Inflammation may lead to the formation of scar tissue and adhesions, which cause the spinal nerves to stick together. Arachnoiditis can have several symptoms affecting the muscles as well the bladder, bowel, and sexual function. In severe cases, arachnoiditis may cause paralysis of the lower limbs.
Diagnosing arachnoiditis can be difficult; however tests such as the CAT scan or MRI can help detect the dirorder. An electromyogram test can also be very effective in understanding the severity of the ongoing damage to affected nerve roots by using electrical impulses to check nerve function.

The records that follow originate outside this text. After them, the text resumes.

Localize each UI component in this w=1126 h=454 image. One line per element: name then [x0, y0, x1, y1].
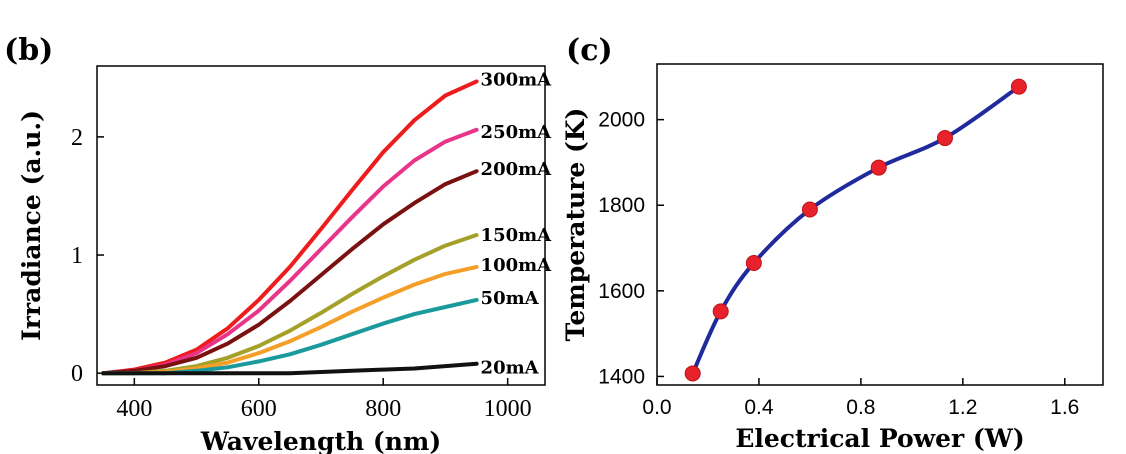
data-point-4 [801, 201, 818, 218]
x-tick-label-0.0: 0.0 [642, 396, 671, 419]
series-label-150ma: 150mA [481, 225, 553, 246]
series-label-200ma: 200mA [481, 159, 553, 180]
data-point-3 [745, 255, 762, 272]
x-axis-title: Wavelength (nm) [200, 427, 441, 454]
series-line-200ma [101, 169, 479, 376]
series-line-300ma [101, 79, 479, 376]
series-line-250ma [101, 127, 479, 376]
data-point-2 [712, 303, 729, 320]
y-tick-label-1400: 1400 [598, 365, 645, 388]
panel-c-label: (c) [566, 33, 613, 68]
y-tick-label-1600: 1600 [598, 280, 645, 303]
y-tick-label-0: 0 [71, 361, 83, 387]
series-label-100ma: 100mA [481, 255, 553, 276]
data-point-7 [1010, 78, 1027, 95]
series-line-20ma [101, 361, 479, 376]
series-label-300ma: 300mA [481, 69, 553, 90]
data-point-5 [870, 159, 887, 176]
x-tick-label-0.8: 0.8 [846, 396, 875, 419]
panel-c-temperature-chart: (c) 0.0 0.4 0.8 1.2 1.6 1400 1600 1800 2000 Elect… [561, 33, 1104, 453]
x-tick-label-1.6: 1.6 [1050, 396, 1079, 419]
y-tick-label-1800: 1800 [598, 194, 645, 217]
x-tick-label-600: 600 [241, 396, 277, 422]
data-point-6 [936, 130, 953, 147]
panel-b-irradiance-chart: (b) 400 600 800 1000 0 1 2 Wavelength (nm) Irrad… [4, 33, 552, 454]
series-label-250ma: 250mA [481, 122, 553, 143]
y-tick-label-2: 2 [71, 125, 83, 151]
x-tick-label-0.4: 0.4 [744, 396, 774, 419]
plot-frame [96, 65, 546, 386]
temperature-line [690, 84, 1021, 376]
series-label-20ma: 20mA [481, 358, 540, 379]
x-tick-label-800: 800 [365, 396, 401, 422]
x-tick-label-1.2: 1.2 [948, 396, 977, 419]
x-tick-label-400: 400 [116, 396, 152, 422]
x-tick-label-1000: 1000 [484, 396, 532, 422]
plot-frame [656, 63, 1104, 386]
y-tick-label-1: 1 [71, 243, 83, 269]
y-tick-label-2000: 2000 [598, 109, 645, 132]
y-axis-title: Temperature (K) [561, 108, 590, 342]
data-point-1 [684, 365, 701, 382]
series-label-50ma: 50mA [481, 288, 540, 309]
y-axis-title: Irradiance (a.u.) [17, 110, 46, 341]
panel-b-label: (b) [4, 33, 53, 68]
x-axis-title: Electrical Power (W) [735, 424, 1024, 453]
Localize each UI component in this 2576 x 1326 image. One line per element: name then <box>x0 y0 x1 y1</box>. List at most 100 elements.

Arachnoiditis is difficult to treat, so can be it prognosis which may turn out to be very unpredictable. Almost all the treatments for arachnoiditis are primarily focused on pain relief and the improvement of symptoms that impair daily function. A course of pain management, physiotheraphy, exercise, and psychotheraphy is recommended along with the treatment. However, a surgical intervention is generally provides only short-term relief.
Arachnoiditis may have several symptoms however none is consistent. In most of the cases it affects the nerves connecting to the lower back and legs. The most common and significant symptom of the disorder is mild to severe pain. Many people with arachnoiditis are unable to work and suffer significant disability because they are in constant pain.
Arachnoiditis, therefore is a disorder that causes chronic pain and neurological defects and has no effective treatment. Even surgery may only provide temporary relief. The outlook for someone with arachnoiditis is complicated by the fact that the disorder has no predictable pattern or severity of symptoms.